1.3 Tujuan Penulisan
Adapun tujuan dari penulisan makalah ini yaitu:
1. Untuk dapat mengetahui pengertian dasar-dasar pengetahuan
2. Untuk dapat mengetahui sumber ilmu pengetahuan?
3. Untuk dapat mengetahui Kriteria dari teori kebenaran.?
4. Untuk dapat mengetahui Konsep Penalaran dan Konsep Logika?
BAB II
PEMBAHASAN
2.1 Pengertian Dasar-Dasar Pengetahuan
Pengetahuan merupakan segala sesuatu yang diketahui manusia. Suatu hal yang menjadi pengetahuan selalu terdiri atas unsur yang mengetahui dan yang diketahui serta kesadaran mengenai hal yang ingin diketahui. Karena itu pengetahuan menuntut adanya subjek yang mempunyai kesadaran untuk mengetahui tentang sesuatu dan objek yang merupakan sesuatu yang dihadapinya sebagai hal yang ingin diketahuinya.
Burhanuddin Salam mengklasifikasikan bahwa pengetahuan yang diperoleh manusia dapat dikelompokkan menjadi empat kelompok, yaitu:
1. Pengetahuan biasa (common sense) yaitu pengetahuan biasa, atau dapat kita pahami bahwa pengetahuan ini adalah pengetahuan yang karena seseorang memiliki sesuatau karena menerima secara baik. Orang menyebut sesuatu itu merah karen memang merah, orang menyebut benda itu panas karena memang benda itu panas dan seterusnya.
2. Pengetahuan Ilmu (science) yaitu ilmu pengetahuan yang bersifat kuantitatif dan objektif, seperti ilmu alam dan sebagainya.
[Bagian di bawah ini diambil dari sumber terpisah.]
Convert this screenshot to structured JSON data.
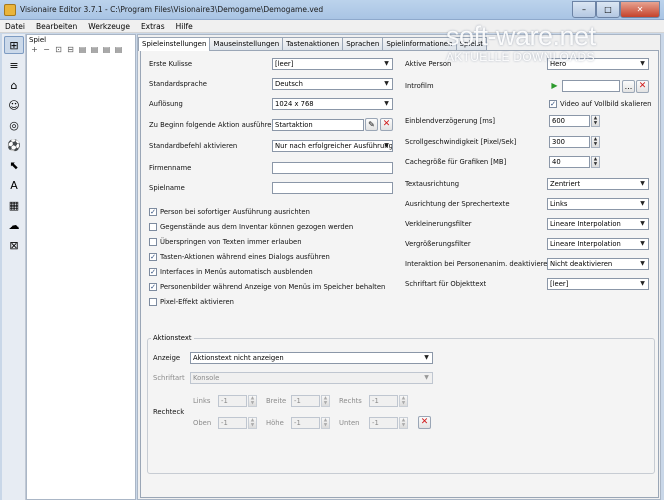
{
  "window": {
    "title": "Visionaire Editor 3.7.1 - C:\\Program Files\\Visionaire3\\Demogame\\Demogame.ved",
    "min_glyph": "–",
    "max_glyph": "□",
    "close_glyph": "✕"
  },
  "watermark": {
    "brand": "soft-ware.net",
    "tagline": "AKTUELLE DOWNLOADS"
  },
  "menu": [
    "Datei",
    "Bearbeiten",
    "Werkzeuge",
    "Extras",
    "Hilfe"
  ],
  "tree": {
    "header": "Spiel",
    "toolbar": [
      "+",
      "−",
      "⊡",
      "⊟",
      "▤",
      "▤",
      "▤",
      "▤"
    ]
  },
  "tabs": [
    "Spieleinstellungen",
    "Mauseinstellungen",
    "Tastenaktionen",
    "Sprachen",
    "Spielinformationen",
    "Spielst"
  ],
  "left": {
    "erste_kulisse": {
      "label": "Erste Kulisse",
      "value": "[leer]"
    },
    "standardsprache": {
      "label": "Standardsprache",
      "value": "Deutsch"
    },
    "aufloesung": {
      "label": "Auflösung",
      "value": "1024 x 768"
    },
    "beginn_aktion": {
      "label": "Zu Beginn folgende Aktion ausführen",
      "value": "Startaktion"
    },
    "standardbefehl": {
      "label": "Standardbefehl aktivieren",
      "value": "Nur nach erfolgreicher Ausführung"
    },
    "firmenname": {
      "label": "Firmenname",
      "value": ""
    },
    "spielname": {
      "label": "Spielname",
      "value": ""
    }
  },
  "checks": [
    {
      "label": "Person bei sofortiger Ausführung ausrichten",
      "checked": true,
      "mark": "✓"
    },
    {
      "label": "Gegenstände aus dem Inventar können gezogen werden",
      "checked": false,
      "mark": ""
    },
    {
      "label": "Überspringen von Texten immer erlauben",
      "checked": false,
      "mark": ""
    },
    {
      "label": "Tasten-Aktionen während eines Dialogs ausführen",
      "checked": true,
      "mark": "✓"
    },
    {
      "label": "Interfaces in Menüs automatisch ausblenden",
      "checked": true,
      "mark": "✓"
    },
    {
      "label": "Personenbilder während Anzeige von Menüs im Speicher behalten",
      "checked": true,
      "mark": "✓"
    },
    {
      "label": "Pixel-Effekt aktivieren",
      "checked": false,
      "mark": ""
    }
  ],
  "right": {
    "aktive_person": {
      "label": "Aktive Person",
      "value": "Hero"
    },
    "introfilm": {
      "label": "Introfilm",
      "value": "",
      "play_glyph": "▶",
      "browse": "...",
      "clear_glyph": "✕"
    },
    "video_skalieren": {
      "label": "Video auf Vollbild skalieren",
      "checked": true,
      "mark": "✓"
    },
    "einblend": {
      "label": "Einblendverzögerung [ms]",
      "value": "600"
    },
    "scroll": {
      "label": "Scrollgeschwindigkeit [Pixel/Sek]",
      "value": "300"
    },
    "cache": {
      "label": "Cachegröße für Grafiken [MB]",
      "value": "40"
    },
    "textausrichtung": {
      "label": "Textausrichtung",
      "value": "Zentriert"
    },
    "sprechertexte": {
      "label": "Ausrichtung der Sprechertexte",
      "value": "Links"
    },
    "verkleinerung": {
      "label": "Verkleinerungsfilter",
      "value": "Lineare Interpolation"
    },
    "vergroesserung": {
      "label": "Vergrößerungsfilter",
      "value": "Lineare Interpolation"
    },
    "interaktion": {
      "label": "Interaktion bei Personenanim. deaktivieren",
      "value": "Nicht deaktivieren"
    },
    "schriftart_obj": {
      "label": "Schriftart für Objekttext",
      "value": "[leer]"
    }
  },
  "aktionstext": {
    "legend": "Aktionstext",
    "anzeige": {
      "label": "Anzeige",
      "value": "Aktionstext nicht anzeigen"
    },
    "schriftart": {
      "label": "Schriftart",
      "value": "Konsole"
    },
    "rechteck": {
      "label": "Rechteck",
      "links": {
        "label": "Links",
        "value": "-1"
      },
      "breite": {
        "label": "Breite",
        "value": "-1"
      },
      "rechts": {
        "label": "Rechts",
        "value": "-1"
      },
      "oben": {
        "label": "Oben",
        "value": "-1"
      },
      "hoehe": {
        "label": "Höhe",
        "value": "-1"
      },
      "unten": {
        "label": "Unten",
        "value": "-1"
      },
      "clear_glyph": "✕"
    }
  },
  "glyphs": {
    "dropdown": "▼",
    "spin_up": "▲",
    "spin_down": "▼",
    "edit": "✎",
    "clear": "✕"
  },
  "left_tools": [
    "⊞",
    "≡",
    "⌂",
    "☺",
    "◎",
    "⚽",
    "⬉",
    "A",
    "▦",
    "☁",
    "⊠"
  ]
}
3. Pengetahuan Filsafat, yakni ilmu pengetahuan yang diperoleh dari pemikiran yang bersifat kontemplatif dan spekulatif. Pengetahuan filsafat lebih menekankan pada universalitas dan kedalaman kajian tentang sesuatu.
4. Pengetahuan Agama, yaitu pengetahuan yang hanya didapat dari Tuhan lewat para utusan-Nya. Pengetahuan agama bersifat mutlak dan wajib diyakini oleh para pemeluk agama. Jadi perbedaan antara pengetahuan dan ilmu adalah jika pengetahuan (knowledge) adalah hasil tahu manusia untuk memahami suatu objek tertentu, sedangkan ilmu (science) adalah pengetahuan yang bersifat positif dan sistematis.
Pengetahuan adalah segala sesuatu yang diketahui yang berkenaan dengan hal mata pelajaran. (Tim Penyusun Kamus Besar Bahasa Indonesia, 2002). Untuk melakukan pengukuran pengetahuan dapat dilakukan dengan wawancara atau angket yang menanyakan tentang isi materi yang ingin di ukur dari subyek penelitian atau responden (soekidjo, 2003).
Pengetahuan yang dikenal dalam kehidupan masyarakat diklasifikasikan menjadi 2, yaitu Pengetahuan ilmiah dan pengetahuan non ilmiah. Pengetahuan ilmiah adalah pengetahuan yang diperoleh melalui metode dan penelitian ilmiah, disusun secara sistematis, menggunakan pemikiran dan dapat di control secara kritis oleh pihak lain. Sedangkan pengetahuan non ilmiah merupakan segala sesuatu yang diketahui manusia namun belum pasti kebenarannya bila dibuktikan melalui metode ilmiah. Pengakuan kebenaran pengetahuan non ilmiah hanya didasarkan atas nilai-nilai dan norma serta budaya masyarakat.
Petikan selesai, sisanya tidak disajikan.